FInding my Mojo

crispydocUncategorized

The second letter of the title above is deliberately capitalized to emphasize FI - as in Financial Independence.  Since reducing my shift load, I was able to increase my participation not only in non-medical pursuits (pleasure out of proportion activities), but also in medical roles that are interesting (if unremunerative) to me.  

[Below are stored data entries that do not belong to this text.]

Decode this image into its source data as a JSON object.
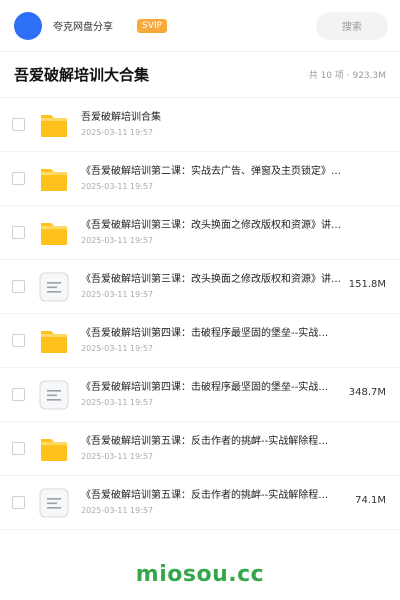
{
  "header": {
    "user_name": "夸克网盘分享",
    "vip_badge": "SVIP",
    "search_placeholder": "搜索"
  },
  "folder": {
    "title": "吾爱破解培训大合集",
    "summary": "共 10 项 · 923.3M"
  },
  "files": [
    {
      "type": "folder",
      "name": "吾爱破解培训合集",
      "date": "2025-03-11 19:57",
      "size": ""
    },
    {
      "type": "folder",
      "name": "《吾爱破解培训第二课：实战去广告、弹窗及主页锁定》…",
      "date": "2025-03-11 19:57",
      "size": ""
    },
    {
      "type": "folder",
      "name": "《吾爱破解培训第三课：改头换面之修改版权和资源》讲…",
      "date": "2025-03-11 19:57",
      "size": ""
    },
    {
      "type": "file",
      "name": "《吾爱破解培训第三课：改头换面之修改版权和资源》讲…",
      "date": "2025-03-11 19:57",
      "size": "151.8M"
    },
    {
      "type": "folder",
      "name": "《吾爱破解培训第四课：击破程序最坚固的堡垒--实战…",
      "date": "2025-03-11 19:57",
      "size": ""
    },
    {
      "type": "file",
      "name": "《吾爱破解培训第四课：击破程序最坚固的堡垒--实战…",
      "date": "2025-03-11 19:57",
      "size": "348.7M"
    },
    {
      "type": "folder",
      "name": "《吾爱破解培训第五课：反击作者的挑衅--实战解除程…",
      "date": "2025-03-11 19:57",
      "size": ""
    },
    {
      "type": "file",
      "name": "《吾爱破解培训第五课：反击作者的挑衅--实战解除程…",
      "date": "2025-03-11 19:57",
      "size": "74.1M"
    }
  ],
  "icons": {
    "folder": "folder-icon",
    "file": "document-icon"
  },
  "colors": {
    "avatar": "#2d6ff6",
    "vip": "#f7a93b",
    "folder": "#ffc21c",
    "watermark": "#35a64a"
  },
  "watermark": "miosou.cc"
}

I got hooked on bioethics during a course as a high school junior at a UCSB summer program.  Undergraduate seminars with a thoughtful mentor, Dr. Bill Hurlbut, made abstract medical scenarios seem real and meaningful.  A deeply spiritual medical school mentor, Dr. Steve McPhee, taught me how end-of-life care intersected with my interest in medical ethics.  Yet it was not until this past year, with the kids both in school and my shift load reduced, that I was found time to commit to serve on our hospital’s Bioethics Committee.  The experience has rekindled a long dormant passion.

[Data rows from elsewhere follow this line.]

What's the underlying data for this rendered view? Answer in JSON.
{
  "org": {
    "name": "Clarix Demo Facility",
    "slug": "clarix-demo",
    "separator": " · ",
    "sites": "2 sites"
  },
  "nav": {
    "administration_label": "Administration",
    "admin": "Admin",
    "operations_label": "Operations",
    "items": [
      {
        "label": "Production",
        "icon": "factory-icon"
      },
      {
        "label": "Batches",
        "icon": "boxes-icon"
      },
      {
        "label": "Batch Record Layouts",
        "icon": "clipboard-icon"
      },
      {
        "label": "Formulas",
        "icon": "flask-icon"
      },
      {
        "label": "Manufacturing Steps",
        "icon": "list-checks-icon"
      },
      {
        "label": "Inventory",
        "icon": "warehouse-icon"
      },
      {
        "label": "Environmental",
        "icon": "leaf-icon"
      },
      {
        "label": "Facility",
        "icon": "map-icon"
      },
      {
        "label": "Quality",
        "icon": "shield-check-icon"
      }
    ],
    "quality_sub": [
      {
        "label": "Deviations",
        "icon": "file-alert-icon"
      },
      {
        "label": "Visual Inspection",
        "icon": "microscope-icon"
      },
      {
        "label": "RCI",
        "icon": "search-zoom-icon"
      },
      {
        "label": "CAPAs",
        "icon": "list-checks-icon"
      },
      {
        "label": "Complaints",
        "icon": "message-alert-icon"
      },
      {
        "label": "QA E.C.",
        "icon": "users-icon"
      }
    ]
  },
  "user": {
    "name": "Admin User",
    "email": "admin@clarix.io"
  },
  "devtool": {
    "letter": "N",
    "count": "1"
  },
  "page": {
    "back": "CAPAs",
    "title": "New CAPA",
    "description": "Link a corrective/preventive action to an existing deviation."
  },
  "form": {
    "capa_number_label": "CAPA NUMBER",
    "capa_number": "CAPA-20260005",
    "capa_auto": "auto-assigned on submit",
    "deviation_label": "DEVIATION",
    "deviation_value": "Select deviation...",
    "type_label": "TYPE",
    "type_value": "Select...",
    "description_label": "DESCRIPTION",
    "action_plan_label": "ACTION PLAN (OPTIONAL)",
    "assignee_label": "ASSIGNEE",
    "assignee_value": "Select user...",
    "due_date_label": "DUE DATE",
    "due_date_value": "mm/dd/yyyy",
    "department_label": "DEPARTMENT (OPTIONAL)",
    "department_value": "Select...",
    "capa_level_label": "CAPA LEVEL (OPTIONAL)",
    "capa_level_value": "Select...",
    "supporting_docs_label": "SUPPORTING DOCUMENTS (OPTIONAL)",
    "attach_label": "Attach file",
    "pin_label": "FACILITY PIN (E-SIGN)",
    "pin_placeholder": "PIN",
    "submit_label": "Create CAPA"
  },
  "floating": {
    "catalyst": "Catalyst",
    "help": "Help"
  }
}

I’ve been able to arrange family meetings, help explain a patient’s condition in lay terms, and allow those with strained or otherwise difficult relationships with the patient in question to unburden themselves.  I am able to bring great credibility to the discussion of code status and what occurs during CPR; in our hospital, emergency physicians respond to all in-house codes.  In one case, a devoted daughter was able to explain the family landscape to me in advance so that I could help certain relatives move beyond personal guilt to respect a dying patient’s wishes.  It’s some of the most meaningful and interesting work I’ve done in medicine in a long time, and I don’t get paid for it.

Interestingly, my passion has not gone unnoticed.  A veteran nurse administrator who serves with me on the Bioethics Committee invited me to join a smaller subcommittee that reviews weekly data on prolonged hospital stays and determines which cases might warrant a Bioethics consult.  While I don’t know where this new role might lead, it’s fascinating to have a seat at the table with someone in the “C suite,” even if it’s unpaid.

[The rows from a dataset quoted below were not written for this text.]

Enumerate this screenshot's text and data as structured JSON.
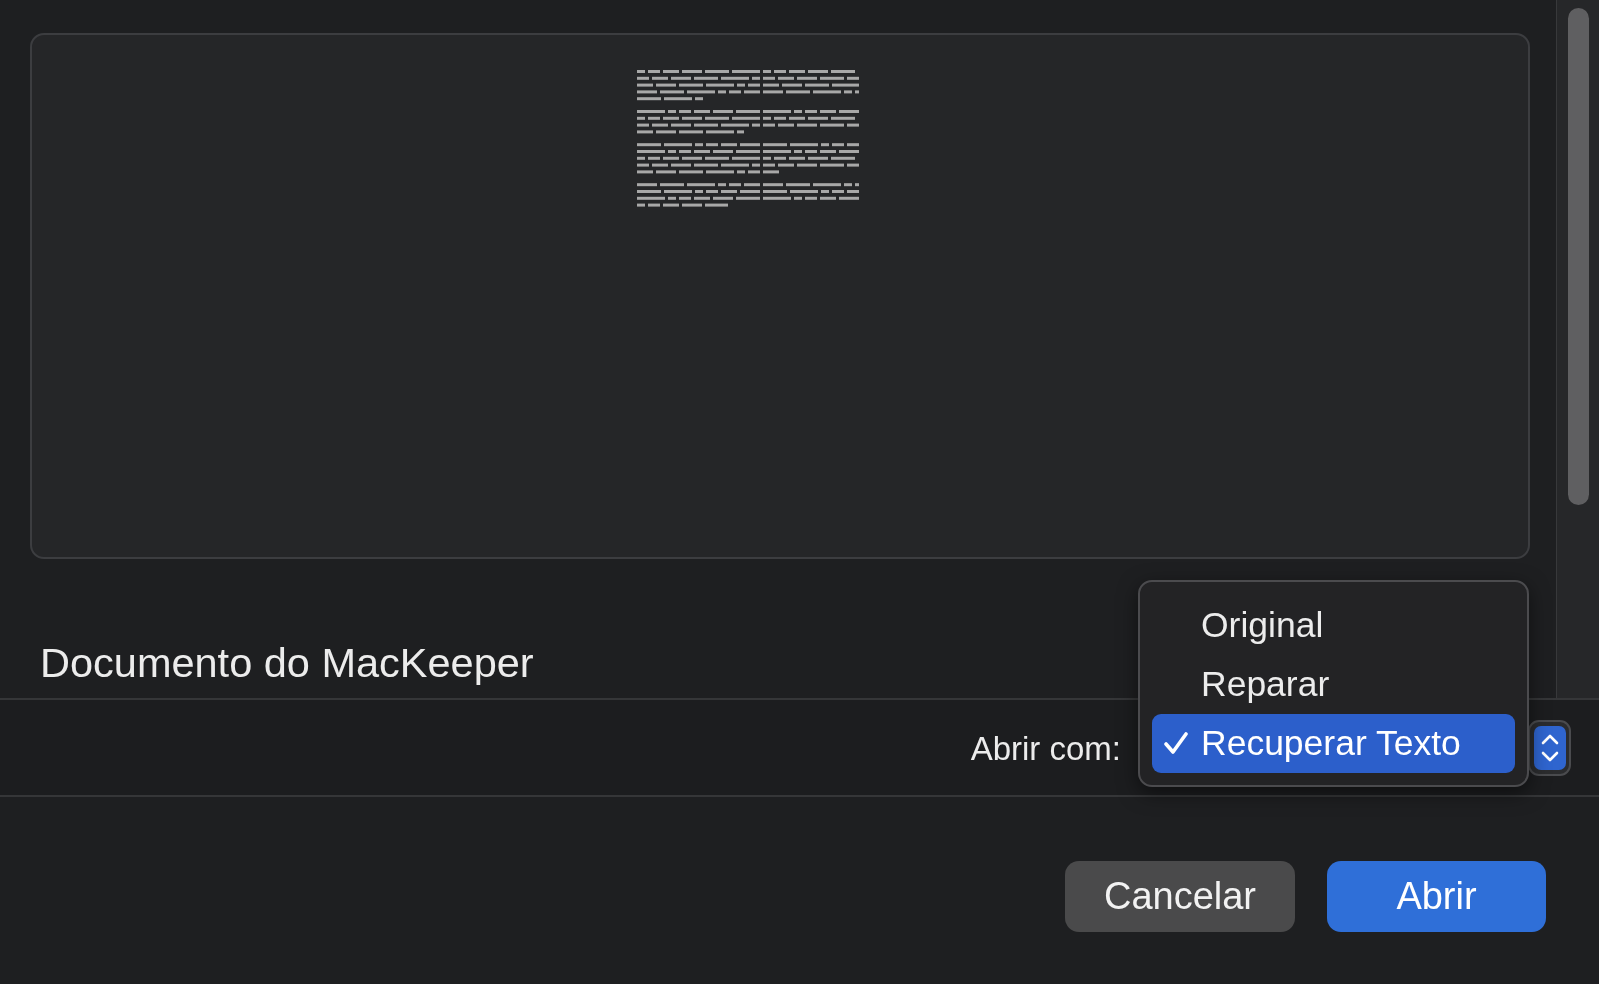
{
  "file_name": "Documento do MacKeeper",
  "open_with": {
    "label": "Abrir com:",
    "menu": {
      "items": [
        {
          "label": "Original",
          "selected": false
        },
        {
          "label": "Reparar",
          "selected": false
        },
        {
          "label": "Recuperar Texto",
          "selected": true
        }
      ]
    }
  },
  "buttons": [
    {
      "label": "Cancelar",
      "kind": "secondary"
    },
    {
      "label": "Abrir",
      "kind": "primary"
    }
  ]
}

Reducing my workload has allowed me to re-engage with medicine and put me in a position where I help patients and their families acknowledge their fears, articulate their values, and define what death with dignity might look like if interventions fail.

I see the start of a virtuous cycle where the less I work because I have to, the more I work because I want to, and the more meaningful that chosen work becomes.

What would you do with a lighter workload?